480 BC The Greeks were up against it. The Athenians had evacuated their city for the island of Salamis off the coast of Attica, close enough to watch in agony and fury as the invading Persians sacked their city, setting fire to the sacred temples on the Acropolis. Offshore, the Persian fleet threatened with 700 or 800 triremes and support vessels. Within the straits between the island and the mainland some 360 allied Greek warships lay waiting.
But only for a while. Some of the allies were growing edgy, thinking they had better get their ships back to defend their own city states. Themistocles, the senior tactician of the battle, hit upon a way of turning this hazard into an advantage. If he could tip off Xerxes, the Persian commander, that certain of the Greek triremes were about to escape, he could lure the Persians into the straits, where limited room to manoeuvre would cancel their superior numbers. Sure enough, the Persians swallowed the bait, rowing all night to reach and then patrol the southern exit to the straits, leaving them exhausted the next morning.
As the Persians entered from the south, thinking to pursue some allied ships that appeared to be fleeing the scene, the main body of Greek triremes fell on their flank from the west, using their heavy rams to stove in the ships’ sides, then sending their marines to board and fight hand-to-hand. In the confusion more than 200 Persian ships ran aground, or into each other, or turned turtle and sank. The Greek allies lost fewer than 30. The Persians retreated, taking their occupying army with them. Historians still consider Salamis to have been the most important sea battle ever.

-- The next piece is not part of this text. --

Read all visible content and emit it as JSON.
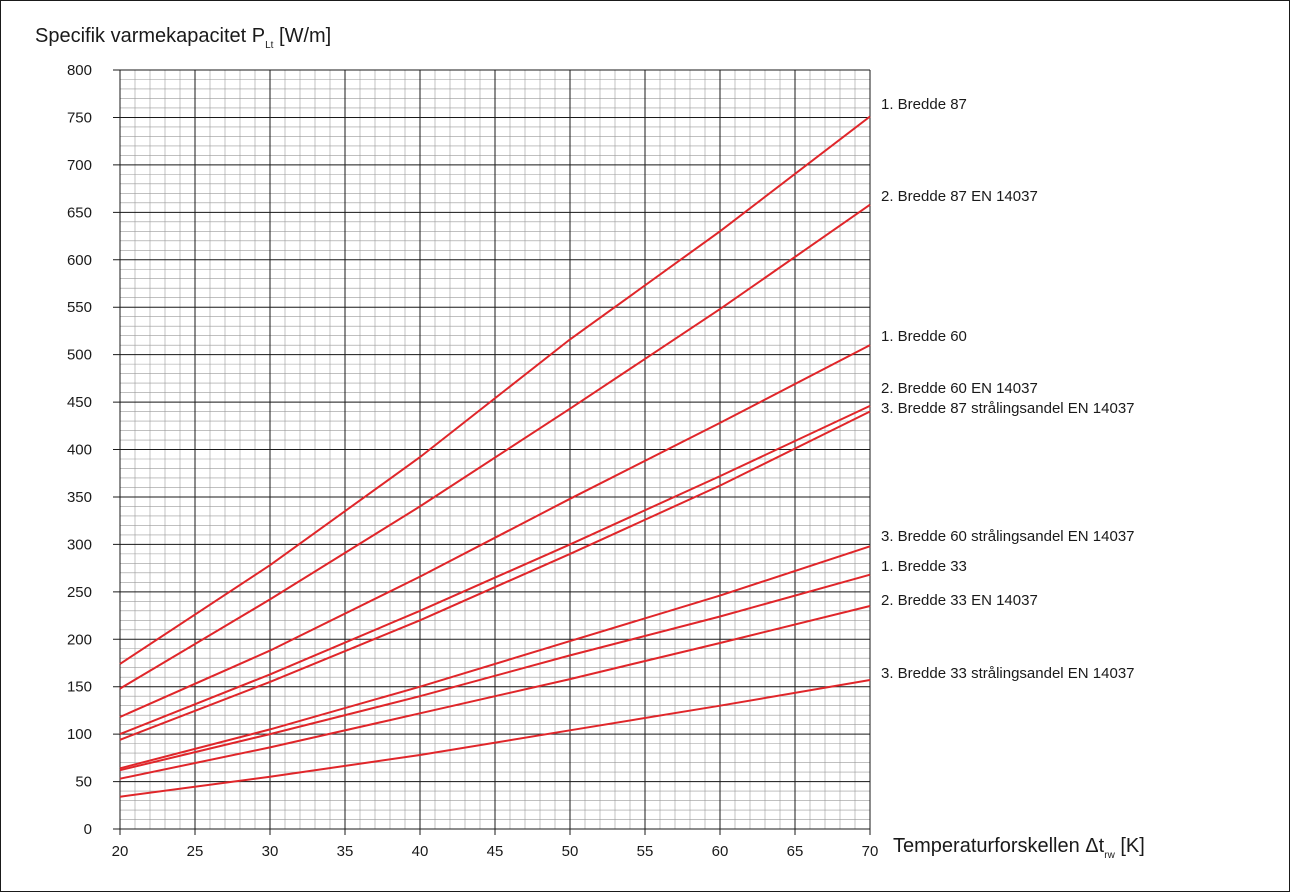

Taking part in the battle was Aeschylus, the Athenians’ greatest dramatist. It’s as though Shakespeare had fought in the Battle of Agincourt. Naturally the playwright wanted to use his experience, but there were two problems. First, he was a tragedian and this victory was anything but a tragedy for the Athenians. Second, the plots of tragedies were conventionally based on myths or legends, and this was near-contemporary history.
As for the second difficulty, he may have thought the sea battle so important – deciding as it did the fate of Greek, and especially Athenian, civilisation – as almost to have reached mythic significance. The solution to the first was to set the play in Persia, at the court of King Xerxes, where Salamis really was felt as a tragedy – though more in the modern newspaper-headline sense than the Aristotelian. As a result, The Persians (472 BC) was not packed with action; the climax (from the vantage point of its vast Greek audiences) was a long speech by a messenger reporting the battle to a shocked Queen Atossa, mother of Xerxes. It is one of the most powerful descriptive passages in all Greek drama, full of details like blood-bespattered shipwrecks and corpses rolled by the waves onto rocky shores. You could tell that Aeschylus had seen it for himself.